A memory consistency model (MCM) is the part of a programming language or computer architecture specification that defines which values can legally be read when a thread in a concurrent program reads from a shared memory location. Because MCMs have to take into account various optimisations employed by modern architectures (such as store buffering and instruction reordering) and compilers (such as constant propagation), they often end up being complex and counterintuitive, which makes them challenging to design and to understand.

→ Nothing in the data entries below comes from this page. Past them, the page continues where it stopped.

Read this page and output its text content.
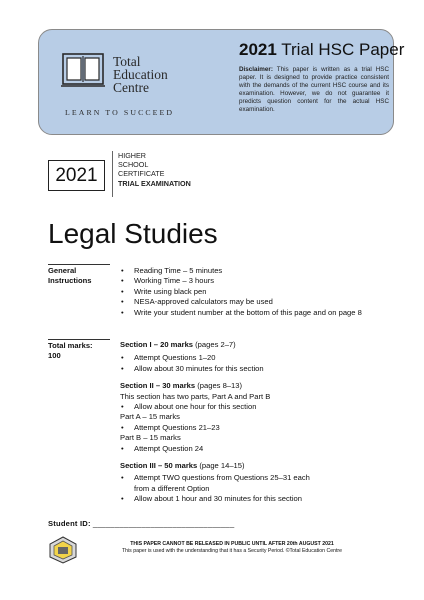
Total
Education
Centre
LEARN TO SUCCEED
2021 Trial HSC Paper
Disclaimer: This paper is written as a trial HSC paper. It is designed to provide practice consistent with the demands of the current HSC course and its examination. However, we do not guarantee it predicts question content for the actual HSC examination.
2021
HIGHER
SCHOOL
CERTIFICATE
TRIAL EXAMINATION
Legal Studies
General
Instructions
• Reading Time – 5 minutes
• Working Time – 3 hours
• Write using black pen
• NESA-approved calculators may be used
• Write your student number at the bottom of this page and on page 8
Total marks:
100
Section I – 20 marks (pages 2–7)
• Attempt Questions 1–20
• Allow about 30 minutes for this section
Section II – 30 marks (pages 8–13)
This section has two parts, Part A and Part B
• Allow about one hour for this section
Part A – 15 marks
• Attempt Questions 21–23
Part B – 15 marks
• Attempt Question 24
Section III – 50 marks (page 14–15)
• Attempt TWO questions from Questions 25–31 each from a different Option
• Allow about 1 hour and 30 minutes for this section
Student ID: ________________________________
THIS PAPER CANNOT BE RELEASED IN PUBLIC UNTIL AFTER 20th AUGUST 2021
This paper is used with the understanding that it has a Security Period. ©Total Education Centre
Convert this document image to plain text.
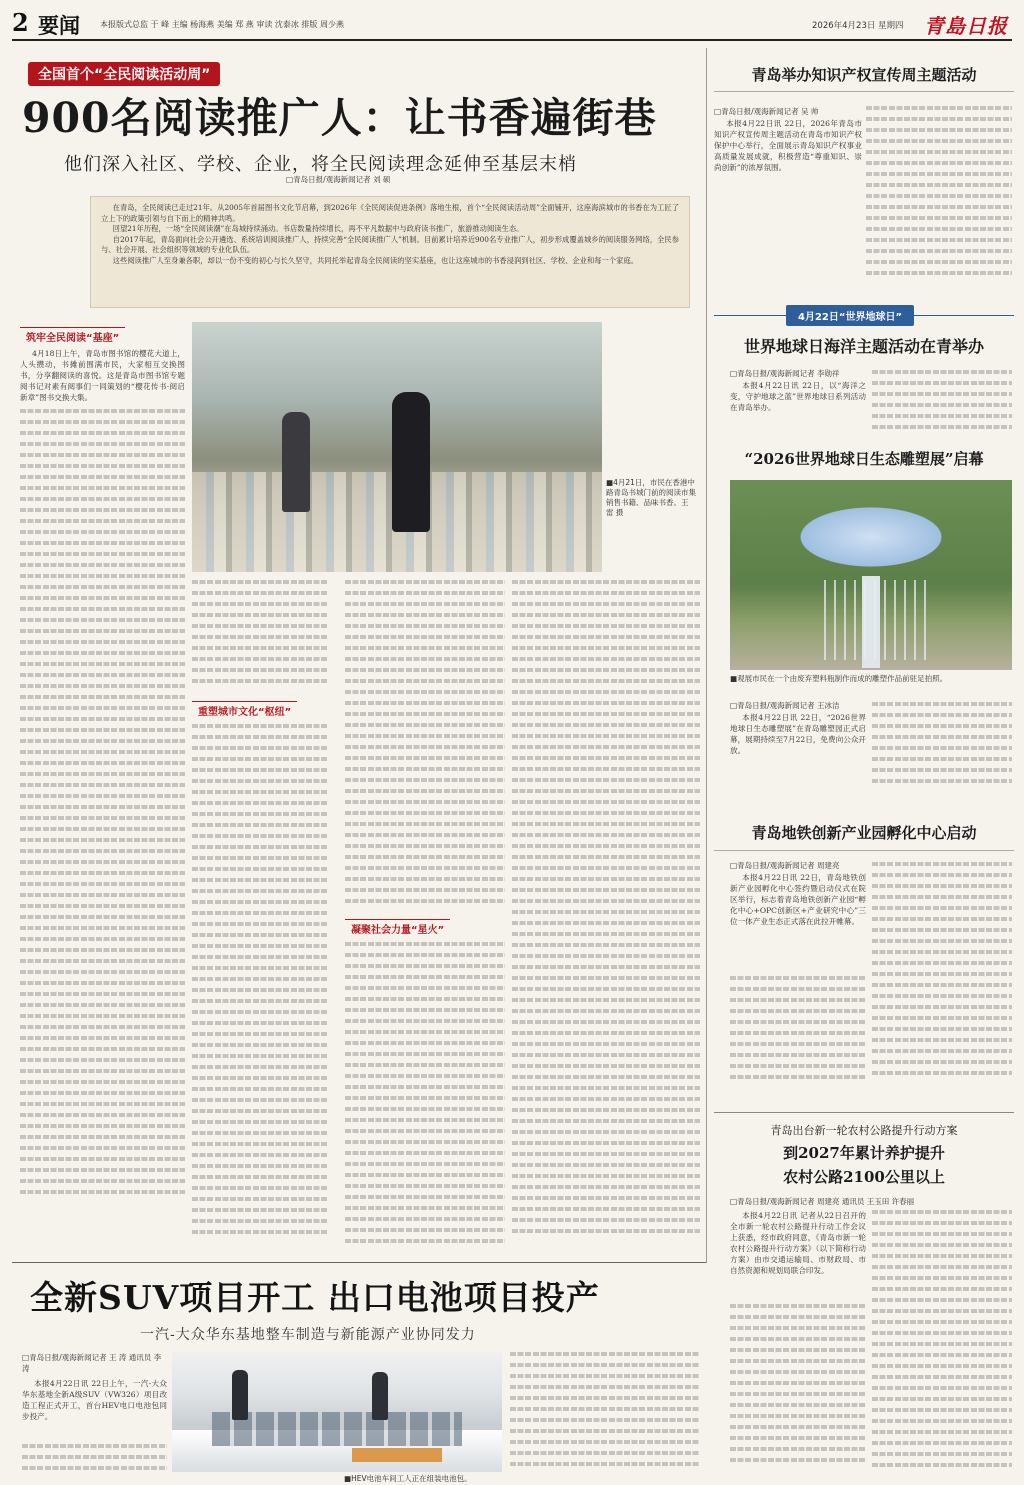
2 要闻	本报版式总监 于 峰 主编 杨海燕 美编 郑 燕 审读 沈泰冰 排版 周少燕	2026年4月23日 星期四 青島日报
全国首个“全民阅读活动周”
900名阅读推广人：让书香遍街巷
他们深入社区、学校、企业，将全民阅读理念延伸至基层末梢
□青岛日报/观海新闻记者 刘 硕

在青岛，全民阅读已走过21年。从2005年首届图书文化节启幕，到2026年《全民阅读促进条例》落地生根，首个“全民阅读活动周”全面铺开，这座海滨城市的书香在为工匠了立上下的政策引领与自下而上的精神共鸣。

回望21年历程，一场“全民阅读潮”在岛城持续涌动。书店数量持续增长，再不平凡数据中与政府读书推广，旅游推动阅读生态。

自2017年起，青岛面向社会公开遴选、系统培训阅读推广人，持续完善“全民阅读推广人”机制。目前累计培养近900名专业推广人，初步形成覆盖城乡的阅读服务网络，全民参与、社会开展、社会组织等领域的专业化队伍。

这些阅读推广人至身兼各职，却以一份不变的初心与长久坚守，共同托举起青岛全民阅读的坚实基座，也让这座城市的书香浸润到社区、学校、企业和每一个家庭。

筑牢全民阅读“基座”

4月18日上午，青岛市图书馆的樱花大道上，人头攒动，书摊前围满市民，大家相互交换图书，分享翻阅读的喜悦。这是青岛市图书馆专题阅书记对素有阅事们一同策划的“樱花传书·阅启新章”图书交换大集。

■4月21日，市民在香港中路青岛书城门前的阅读市集销售书籍、品味书香。王 雷 摄
重塑城市文化“枢纽”
凝聚社会力量“星火”
青岛举办知识产权宣传周主题活动
□青岛日报/观海新闻记者 吴 帅
本报4月22日讯 22日，2026年青岛市知识产权宣传周主题活动在青岛市知识产权保护中心举行，全面展示青岛知识产权事业高质量发展成就，积极营造“尊重知识、崇尚创新”的浓厚氛围。
4月22日“世界地球日”
世界地球日海洋主题活动在青举办
□青岛日报/观海新闻记者 李勋祥
本报4月22日讯 22日，以“海洋之变，守护地球之蓝”世界地球日系列活动在青岛举办。
“2026世界地球日生态雕塑展”启幕
■观展市民在一个由废弃塑料瓶制作而成的雕塑作品前驻足拍照。
□青岛日报/观海新闻记者 王冰洁
本报4月22日讯 22日，“2026世界地球日生态雕塑展”在青岛雕塑园正式启幕，展期持续至7月22日，免费向公众开放。
青岛地铁创新产业园孵化中心启动
□青岛日报/观海新闻记者 周建亮
本报4月22日讯 22日，青岛地铁创新产业园孵化中心签约暨启动仪式在院区举行，标志着青岛地铁创新产业园“孵化中心+OPC创新区+产业研究中心”三位一体产业生态正式落在此拉开帷幕。
青岛出台新一轮农村公路提升行动方案
到2027年累计养护提升
农村公路2100公里以上
□青岛日报/观海新闻记者 周建亮 通讯员 王玉田 许春丽
本报4月22日讯 记者从22日召开的全市新一轮农村公路提升行动工作会议上获悉，经市政府同意，《青岛市新一轮农村公路提升行动方案》（以下简称行动方案）由市交通运输局、市财政局、市自然资源和规划局联合印发。
全新SUV项目开工 出口电池项目投产
一汽-大众华东基地整车制造与新能源产业协同发力
□青岛日报/观海新闻记者 王 涛 通讯员 李 涛
本报4月22日讯 22日上午，一汽-大众华东基地全新A级SUV（VW326）项目改造工程正式开工，首台HEV电口电池包同步投产。
■HEV电池车间工人正在组装电池包。
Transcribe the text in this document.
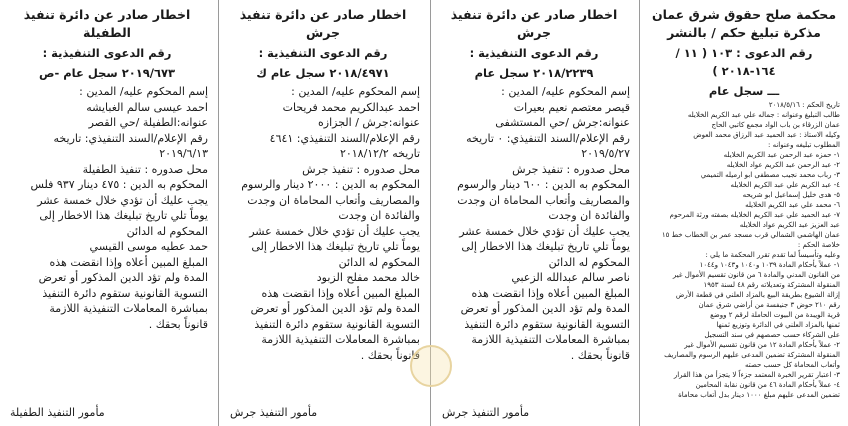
محكمة صلح حقوق شرق عمان
مذكرة تبليغ حكم / بالنشر
رقم الدعوى : ١٠٣ ( ١١ / ١٦٤-٢٠١٨ )
ـــ سجل عام

تاريخ الحكم : ٢٠١٨/٥/١٦

طالب التبليغ وعنوانه : جماله علي عبد الكريم الخلايله

عمان الزرقاء بن باب الواد مجمع كاتبي الحاج

وكيله الاستاذ : عبد الحميد عبد الرزاق محمد العوض

المطلوب تبليغه وعنوانه :

١- حمزه عبد الرحمن عبد الكريم الخلايله

٢- عبد الرحمن عبد الكريم عواد الخلايله

٣- رباب محمد نجيب مصطفى ابو ارميله التميمي

٤- عبد الكريم علي عبد الكريم الخلايله

٥- هدى خليل إسماعيل ابو شريحه

٦- محمد علي عبد الكريم الخلايله

٧- عبد الحميد علي عبد الكريم الخلايله بصفته ورثة المرحوم

عبد العزيز عبد الكريم عواد الخلايله

عمان الهاشمي الشمالي قرب مسجد عمر بن الخطاب خط ١٥

خلاصة الحكم :

وعليه وتأسيساً لما تقدم تقرر المحكمة ما يلي :

١- عملاً بأحكام المادة ١٠٣٩ و١٠٤٠ و١٠٤٣ و١٠٤٤

من القانون المدني والمادة ٦ من قانون تقسيم الأموال غير

المنقولة المشتركة وتعديلاته رقم ٤٨ لسنة ١٩٥٣

إزالة الشيوع بطريقة البيع بالمزاد العلني في قطعة الأرض

رقم ٢١٠ حوض ٣ جنيفسة من أراضي شرق عمان

قرية الويبدة من البيوت الحاملة لرقم ٢ ووضع

ثمنها بالمزاد العلني في الدائرة وتوزيع ثمنها

على الشركاء حسب حصصهم في سند التسجيل

٢- عملاً بأحكام المادة ١٢ من قانون تقسيم الأموال غير

المنقولة المشتركة تضمين المدعى عليهم الرسوم والمصاريف

وأتعاب المحاماة كل حسب حصته

٣- اعتبار تقرير الخبرة المعتمد جزءاً لا يتجزأ من هذا القرار

٤- عملاً بأحكام المادة ٤٦ من قانون نقابة المحامين

تضمين المدعى عليهم مبلغ ١٠٠٠ دينار بدل أتعاب محاماة

اخطار صادر عن دائرة تنفيذ جرش
رقم الدعوى التنفيذية :
٢٠١٨/٢٢٣٩ سجل عام

إسم المحكوم عليه/ المدين :

قيصر معتصم نعيم بعيرات

عنوانه:جرش /حي المستشفى

رقم الإعلام/السند التنفيذي: ٠ تاريخه

٢٠١٩/٥/٢٧

محل صدوره : تنفيذ جرش

المحكوم به الدين : ٦٠٠ دينار والرسوم

والمصاريف وأتعاب المحاماة ان وجدت

والفائدة ان وجدت

يجب عليك أن تؤدي خلال خمسة عشر

يوماً تلي تاريخ تبليغك هذا الاخطار إلى

المحكوم له الدائن

ناصر سالم عبدالله الزعبي

المبلغ المبين أعلاه وإذا انقضت هذه

المدة ولم تؤد الدين المذكور أو تعرض

التسوية القانونية ستقوم دائرة التنفيذ

بمباشرة المعاملات التنفيذية اللازمة

قانوناً بحقك .

مأمور التنفيذ جرش
اخطار صادر عن دائرة تنفيذ جرش
رقم الدعوى التنفيذية :
٢٠١٨/٤٩٧١ سجل عام ك

إسم المحكوم عليه/ المدين :

احمد عبدالكريم محمد فريحات

عنوانه:جرش / الجزازه

رقم الإعلام/السند التنفيذي: ٤٦٤١

تاريخه ٢٠١٨/١٢/٢

محل صدوره : تنفيذ جرش

المحكوم به الدين : ٢٠٠٠ دينار والرسوم

والمصاريف وأتعاب المحاماة ان وجدت

والفائدة ان وجدت

يجب عليك أن تؤدي خلال خمسة عشر

يوماً تلي تاريخ تبليغك هذا الاخطار إلى

المحكوم له الدائن

خالد محمد مفلح الزبود

المبلغ المبين أعلاه وإذا انقضت هذه

المدة ولم تؤد الدين المذكور أو تعرض

التسوية القانونية ستقوم دائرة التنفيذ

بمباشرة المعاملات التنفيذية اللازمة

قانوناً بحقك .

مأمور التنفيذ جرش
اخطار صادر عن دائرة تنفيذ
الطفيلة
رقم الدعوى التنفيذية :
٢٠١٩/٦٧٣ سجل عام -ص

إسم المحكوم عليه/ المدين :

احمد عيسى سالم الغبايشه

عنوانه:الطفيلة /حي القصر

رقم الإعلام/السند التنفيذي: تاريخه

٢٠١٩/٦/١٣

محل صدوره : تنفيذ الطفيلة

المحكوم به الدين : ٤٧٥ دينار ٩٣٧ فلس

يجب عليك أن تؤدي خلال خمسة عشر

يوماً تلي تاريخ تبليغك هذا الاخطار إلى

المحكوم له الدائن

حمد عطيه موسى القيسي

المبلغ المبين أعلاه وإذا انقضت هذه

المدة ولم تؤد الدين المذكور أو تعرض

التسوية القانونية ستقوم دائرة التنفيذ

بمباشرة المعاملات التنفيذية اللازمة

قانوناً بحقك .

مأمور التنفيذ الطفيلة
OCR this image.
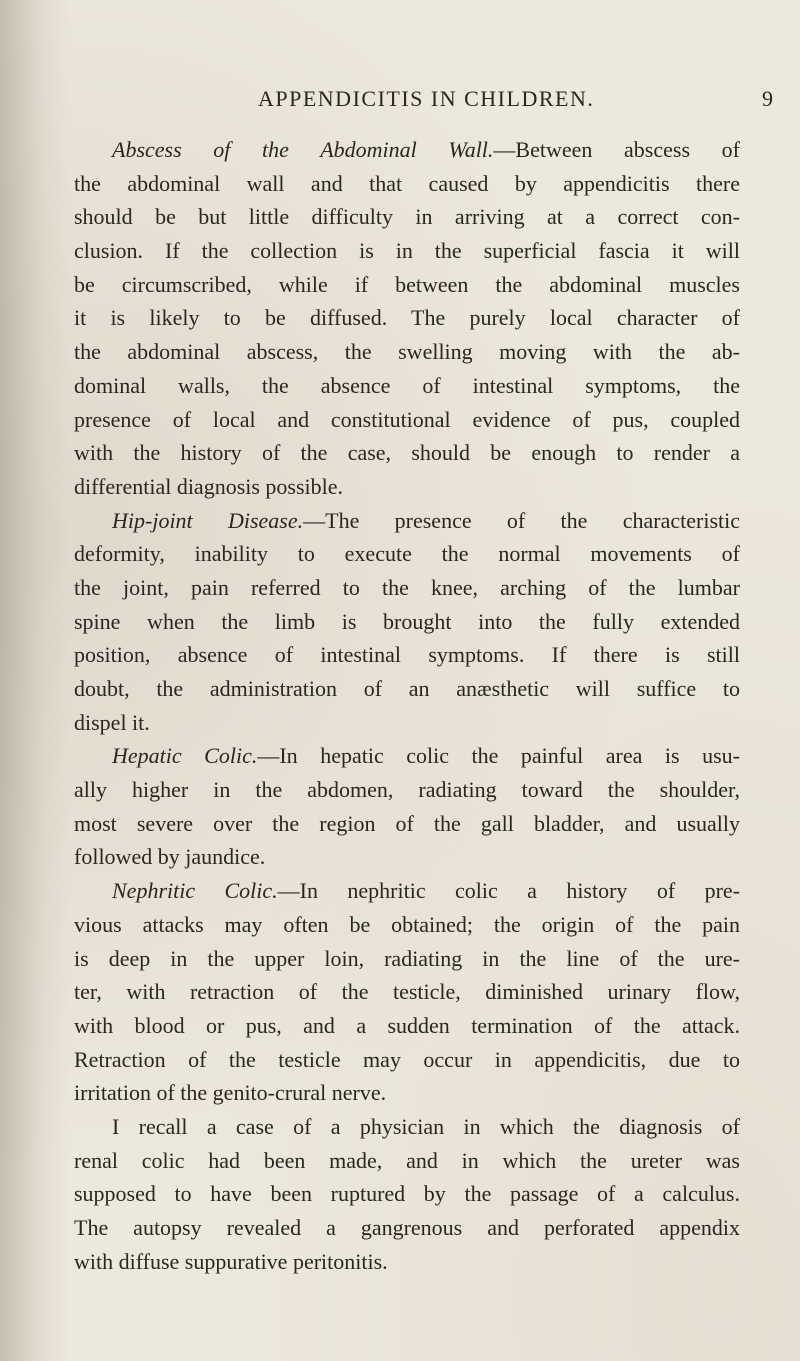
APPENDICITIS IN CHILDREN.	9
Abscess of the Abdominal Wall.—Between abscess of
the abdominal wall and that caused by appendicitis there
should be but little difficulty in arriving at a correct con-
clusion. If the collection is in the superficial fascia it will
be circumscribed, while if between the abdominal muscles
it is likely to be diffused. The purely local character of
the abdominal abscess, the swelling moving with the ab-
dominal walls, the absence of intestinal symptoms, the
presence of local and constitutional evidence of pus, coupled
with the history of the case, should be enough to render a
differential diagnosis possible.
Hip-joint Disease.—The presence of the characteristic
deformity, inability to execute the normal movements of
the joint, pain referred to the knee, arching of the lumbar
spine when the limb is brought into the fully extended
position, absence of intestinal symptoms. If there is still
doubt, the administration of an anæsthetic will suffice to
dispel it.
Hepatic Colic.—In hepatic colic the painful area is usu-
ally higher in the abdomen, radiating toward the shoulder,
most severe over the region of the gall bladder, and usually
followed by jaundice.
Nephritic Colic.—In nephritic colic a history of pre-
vious attacks may often be obtained; the origin of the pain
is deep in the upper loin, radiating in the line of the ure-
ter, with retraction of the testicle, diminished urinary flow,
with blood or pus, and a sudden termination of the attack.
Retraction of the testicle may occur in appendicitis, due to
irritation of the genito-crural nerve.
I recall a case of a physician in which the diagnosis of
renal colic had been made, and in which the ureter was
supposed to have been ruptured by the passage of a calculus.
The autopsy revealed a gangrenous and perforated appendix
with diffuse suppurative peritonitis.
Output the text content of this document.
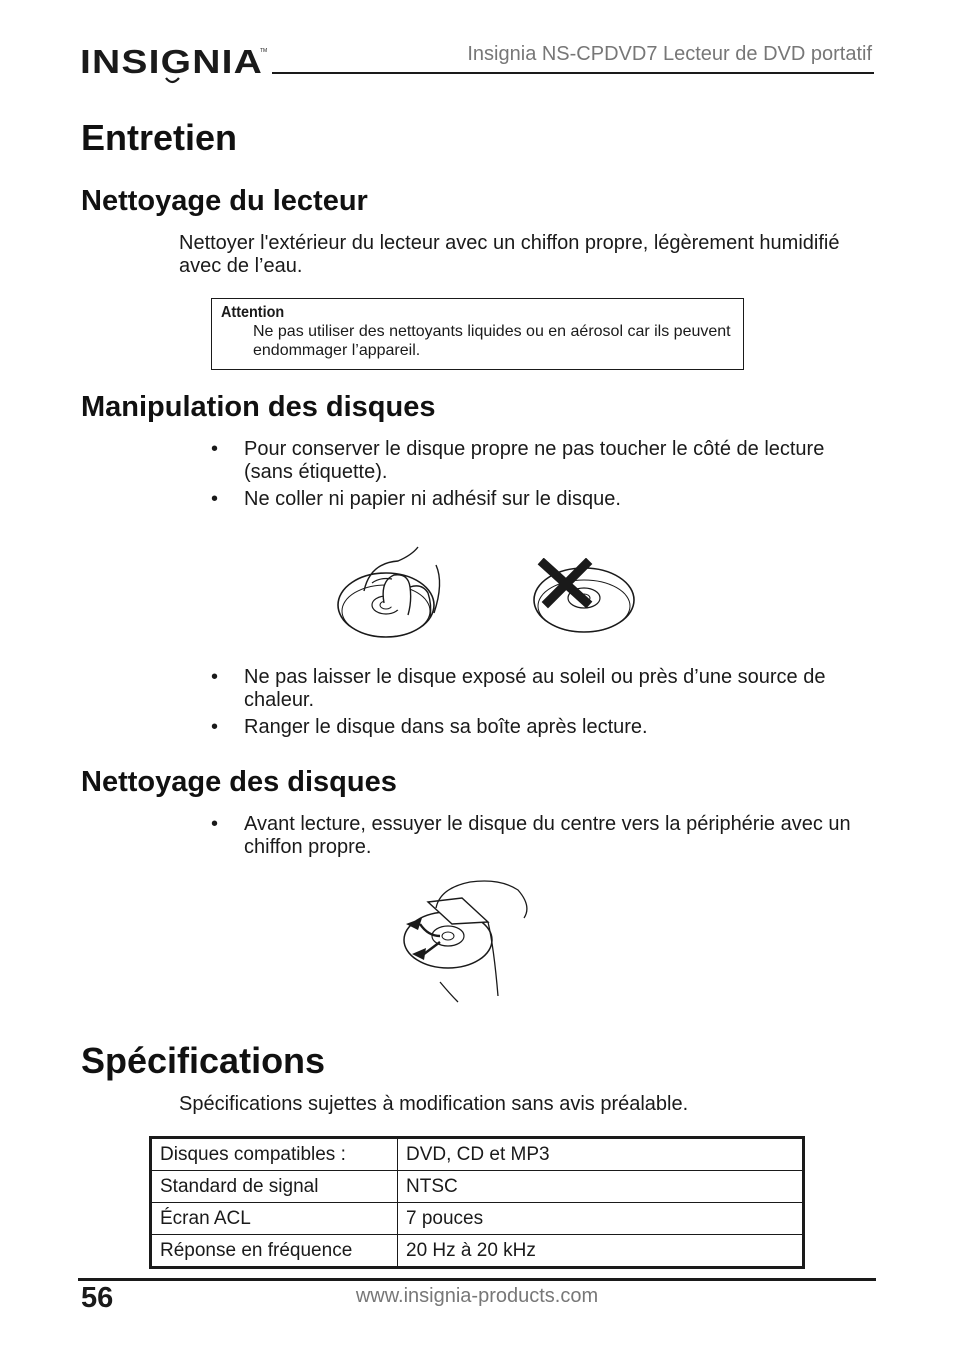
INSIGNIA
TM	Insignia NS-CPDVD7 Lecteur de DVD portatif
Entretien
Nettoyage du lecteur

Nettoyer l'extérieur du lecteur avec un chiffon propre, légèrement humidifié avec de l’eau.

Attention
Ne pas utiliser des nettoyants liquides ou en aérosol car ils peuvent endommager l’appareil.
Manipulation des disques
• Pour conserver le disque propre ne pas toucher le côté de lecture (sans étiquette).
• Ne coller ni papier ni adhésif sur le disque.
• Ne pas laisser le disque exposé au soleil ou près d’une source de chaleur.
• Ranger le disque dans sa boîte après lecture.
Nettoyage des disques
• Avant lecture, essuyer le disque du centre vers la périphérie avec un chiffon propre.
Spécifications

Spécifications sujettes à modification sans avis préalable.

Disques compatibles :	DVD, CD et MP3
Standard de signal	NTSC
Écran ACL	7 pouces
Réponse en fréquence	20 Hz à 20 kHz
56	www.insignia-products.com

In this work, we identify four important tasks involved in designing and understanding MCMs: generating conformance tests, distinguishing two MCMs, checking compiler optimisations, and checking compiler mappings. We show that all four tasks can be cast as instances of a general constraint-satisfaction problem to which the solution is either a program or a pair of programs. We further show that although these constraints aren’t tractable for automatic solvers when phrased over programs directly, we can solve analogous constraints over program executions, and then reconstruct programs that satisfy the original constraints.
We illustrate our technique, which is implemented in the Alloy modelling framework, on a range of software- and architecture-level MCMs, both axiomatically and operationally defined. First, we automatically recreate – often in a simpler form – several known results, including: distinctions between several variants of the C/C++ MCM; a failure of the ‘SC-DRF guarantee’ in an early C++ draft; that x86 is ‘multi-copy atomic’ and Power is not; bugs in common C/C++ compiler optimisations; and bugs in compiler mappings from OpenCL to AMD-style and NVIDIA GPUs. Second, we use our technique to develop and validate a stronger MCM for NVIDIA GPUs that supports a natural mapping from OpenCL.
This is joint work with Mark Batty (U Kent), Tyler Sorensen (Imperial) and George A. Constantinides (Imperial).